La résilience, c'est enfin la capacité de récupération et d'adaptation après la crise. Les sujets liés à la surveillance post-accidentelle et la culture du retour d'expérience s'avèrent essentiels, notamment en termes de perception et d'aversion au risque. Une catastrophe semblable à celle de Courrières apparaîtrait aujourd'hui totalement inacceptable. Jusqu'à une date relativement récente, l'aversion au risque, pour les risques dont les effets se manifestent dans la durée et que nous appelons des risques chroniques, apparaissait plus faible. À mon sens, la prise de conscience et l'aversion au risque se sont accrues très fortement au cours des dernières années. Un fait m'a frappé à l'occasion des dernières commémorations des attentats du 11 septembre : on a cette fois parlé, bien davantage qu'au cours des années précédentes, des victimes ayant subi les effets à long terme de l'effondrement des tours et du nuage toxique qui a suivi, nuage qui contenait des substances dangereuses en grande quantité et notamment de l'amiante. Le nombre de morts différés, si je puis dire, lié à la chronicité de la dispersion du nuage, serait d'ores et déjà supérieur au nombre de victimes immédiates. Le Center for Disease Control (CDC) recense ainsi 400 000 personnes touchées à divers titres par ce nuage. C'est la parfaite illustration de l'importance du sujet des risques différés.

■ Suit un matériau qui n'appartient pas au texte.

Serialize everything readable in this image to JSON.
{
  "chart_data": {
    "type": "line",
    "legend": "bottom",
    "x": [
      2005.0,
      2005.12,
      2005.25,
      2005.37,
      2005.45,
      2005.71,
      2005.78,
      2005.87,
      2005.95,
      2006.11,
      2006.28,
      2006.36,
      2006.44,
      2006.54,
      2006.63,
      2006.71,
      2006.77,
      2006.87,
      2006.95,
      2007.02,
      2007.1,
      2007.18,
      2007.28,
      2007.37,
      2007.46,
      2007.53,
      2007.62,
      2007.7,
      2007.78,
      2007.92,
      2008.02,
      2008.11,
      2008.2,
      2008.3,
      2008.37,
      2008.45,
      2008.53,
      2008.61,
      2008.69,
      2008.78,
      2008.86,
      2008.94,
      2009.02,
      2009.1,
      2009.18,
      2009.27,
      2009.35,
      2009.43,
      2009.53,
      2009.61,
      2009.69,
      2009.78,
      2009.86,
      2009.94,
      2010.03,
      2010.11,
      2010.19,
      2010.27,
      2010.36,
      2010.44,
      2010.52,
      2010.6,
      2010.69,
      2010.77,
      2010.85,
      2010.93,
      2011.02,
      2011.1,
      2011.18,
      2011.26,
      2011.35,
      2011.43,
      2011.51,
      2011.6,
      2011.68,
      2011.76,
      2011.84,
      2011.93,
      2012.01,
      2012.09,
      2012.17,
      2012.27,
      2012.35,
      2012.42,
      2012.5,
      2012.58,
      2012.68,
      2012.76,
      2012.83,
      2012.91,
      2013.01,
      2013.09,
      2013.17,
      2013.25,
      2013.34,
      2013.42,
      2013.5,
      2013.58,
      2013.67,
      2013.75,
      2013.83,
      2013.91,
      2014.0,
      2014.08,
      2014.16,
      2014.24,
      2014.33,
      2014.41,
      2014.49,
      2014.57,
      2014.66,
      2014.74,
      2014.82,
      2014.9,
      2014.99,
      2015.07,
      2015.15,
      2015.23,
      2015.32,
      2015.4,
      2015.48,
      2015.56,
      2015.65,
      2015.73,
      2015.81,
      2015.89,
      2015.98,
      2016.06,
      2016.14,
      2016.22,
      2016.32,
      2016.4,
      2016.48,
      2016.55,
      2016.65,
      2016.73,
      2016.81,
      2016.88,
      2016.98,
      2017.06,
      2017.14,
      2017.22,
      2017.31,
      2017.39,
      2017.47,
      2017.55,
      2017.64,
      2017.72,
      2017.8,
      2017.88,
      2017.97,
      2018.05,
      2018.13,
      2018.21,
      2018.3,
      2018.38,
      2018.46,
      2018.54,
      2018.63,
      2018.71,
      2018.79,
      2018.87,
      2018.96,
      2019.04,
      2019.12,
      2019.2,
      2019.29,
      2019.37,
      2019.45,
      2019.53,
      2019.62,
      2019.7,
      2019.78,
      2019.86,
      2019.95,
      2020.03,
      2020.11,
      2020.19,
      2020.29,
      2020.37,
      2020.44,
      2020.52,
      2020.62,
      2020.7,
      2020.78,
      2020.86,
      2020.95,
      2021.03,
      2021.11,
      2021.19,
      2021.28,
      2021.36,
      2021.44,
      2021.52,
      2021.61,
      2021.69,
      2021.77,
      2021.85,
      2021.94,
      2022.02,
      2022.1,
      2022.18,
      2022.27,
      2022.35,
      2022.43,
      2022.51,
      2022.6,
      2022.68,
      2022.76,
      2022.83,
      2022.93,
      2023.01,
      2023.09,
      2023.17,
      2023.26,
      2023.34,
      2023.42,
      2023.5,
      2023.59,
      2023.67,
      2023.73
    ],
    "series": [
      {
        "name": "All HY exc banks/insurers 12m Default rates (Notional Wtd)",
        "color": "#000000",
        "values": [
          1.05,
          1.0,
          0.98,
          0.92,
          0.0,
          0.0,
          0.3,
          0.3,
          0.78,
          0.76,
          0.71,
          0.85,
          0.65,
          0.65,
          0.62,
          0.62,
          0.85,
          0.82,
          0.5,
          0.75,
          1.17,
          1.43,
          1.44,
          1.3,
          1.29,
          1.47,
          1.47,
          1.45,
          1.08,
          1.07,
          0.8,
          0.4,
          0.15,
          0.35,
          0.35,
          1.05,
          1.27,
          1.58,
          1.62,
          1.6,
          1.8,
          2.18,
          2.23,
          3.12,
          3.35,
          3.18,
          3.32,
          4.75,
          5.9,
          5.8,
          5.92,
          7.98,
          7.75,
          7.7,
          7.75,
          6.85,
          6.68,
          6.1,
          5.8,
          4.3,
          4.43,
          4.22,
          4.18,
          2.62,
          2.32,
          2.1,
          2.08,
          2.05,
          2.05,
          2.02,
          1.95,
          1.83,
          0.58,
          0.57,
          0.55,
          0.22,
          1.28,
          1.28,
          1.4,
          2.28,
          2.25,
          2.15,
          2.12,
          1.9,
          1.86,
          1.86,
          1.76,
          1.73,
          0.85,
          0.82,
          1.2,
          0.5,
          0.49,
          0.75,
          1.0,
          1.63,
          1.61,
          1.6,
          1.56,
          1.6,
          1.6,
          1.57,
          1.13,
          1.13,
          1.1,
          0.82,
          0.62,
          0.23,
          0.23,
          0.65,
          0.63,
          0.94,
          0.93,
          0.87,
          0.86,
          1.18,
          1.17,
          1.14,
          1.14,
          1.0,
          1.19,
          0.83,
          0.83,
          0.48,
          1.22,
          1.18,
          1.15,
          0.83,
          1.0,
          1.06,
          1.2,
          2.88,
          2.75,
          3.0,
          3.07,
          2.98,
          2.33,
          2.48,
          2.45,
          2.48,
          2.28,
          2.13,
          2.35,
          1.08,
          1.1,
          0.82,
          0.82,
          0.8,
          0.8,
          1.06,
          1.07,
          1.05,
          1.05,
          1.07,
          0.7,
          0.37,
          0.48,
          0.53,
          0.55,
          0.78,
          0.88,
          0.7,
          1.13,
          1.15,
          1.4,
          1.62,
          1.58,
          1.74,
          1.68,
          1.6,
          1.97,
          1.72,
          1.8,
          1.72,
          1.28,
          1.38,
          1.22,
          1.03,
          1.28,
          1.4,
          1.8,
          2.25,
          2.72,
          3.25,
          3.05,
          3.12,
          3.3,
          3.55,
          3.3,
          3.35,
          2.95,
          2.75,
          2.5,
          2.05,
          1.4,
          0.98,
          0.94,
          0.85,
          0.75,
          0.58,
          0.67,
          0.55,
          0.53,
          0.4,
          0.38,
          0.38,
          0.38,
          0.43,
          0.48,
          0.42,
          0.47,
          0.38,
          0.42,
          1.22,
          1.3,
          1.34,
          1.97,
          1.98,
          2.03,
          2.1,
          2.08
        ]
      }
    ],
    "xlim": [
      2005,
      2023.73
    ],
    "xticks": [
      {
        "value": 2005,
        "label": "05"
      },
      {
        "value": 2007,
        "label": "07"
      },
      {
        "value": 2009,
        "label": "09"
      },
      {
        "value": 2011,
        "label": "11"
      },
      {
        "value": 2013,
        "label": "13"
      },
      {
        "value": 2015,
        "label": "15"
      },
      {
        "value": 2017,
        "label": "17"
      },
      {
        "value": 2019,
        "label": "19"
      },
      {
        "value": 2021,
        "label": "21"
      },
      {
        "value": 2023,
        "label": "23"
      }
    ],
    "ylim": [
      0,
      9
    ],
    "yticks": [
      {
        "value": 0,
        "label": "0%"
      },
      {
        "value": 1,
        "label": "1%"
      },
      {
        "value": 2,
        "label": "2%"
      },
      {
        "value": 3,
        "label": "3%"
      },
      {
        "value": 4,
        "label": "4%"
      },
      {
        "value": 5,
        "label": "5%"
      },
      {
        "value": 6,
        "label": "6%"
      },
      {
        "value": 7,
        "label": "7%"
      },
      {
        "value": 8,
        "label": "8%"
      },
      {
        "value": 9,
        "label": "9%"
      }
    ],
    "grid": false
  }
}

L'an dernier, j'ai signé avec le président du conseil d'administration de l'INERIS et Mme Barbara Pompili, ministre de la transition écologique, notre nouveau contrat d'objectifs et de performance. L'un des axes forts de ce dernier est le renforcement de nos capacités d'appui aux pouvoirs publics en termes d'évaluation et de maîtrise des conséquences à long terme des accidents technologiques. Cela vient en résonnance avec l'expérience des attentats du 11 septembre et, dans une moindre mesure, de la catastrophe de Lubrizol. Ce renforcement passe par un nombre assez important d'activités : meilleure connaissance de la pollution de fond de façon à identifier les risques accrus à la suite d'un accident technologique ; utilisation de moyens de surveillance et d'analyse projetables sur site en cas d'accident industriel, et de moyens de simulation, numérique notamment, de dispersion du nuage toxique. Ces moyens sont déjà bien développés mais nous souhaitons les renforcer fortement.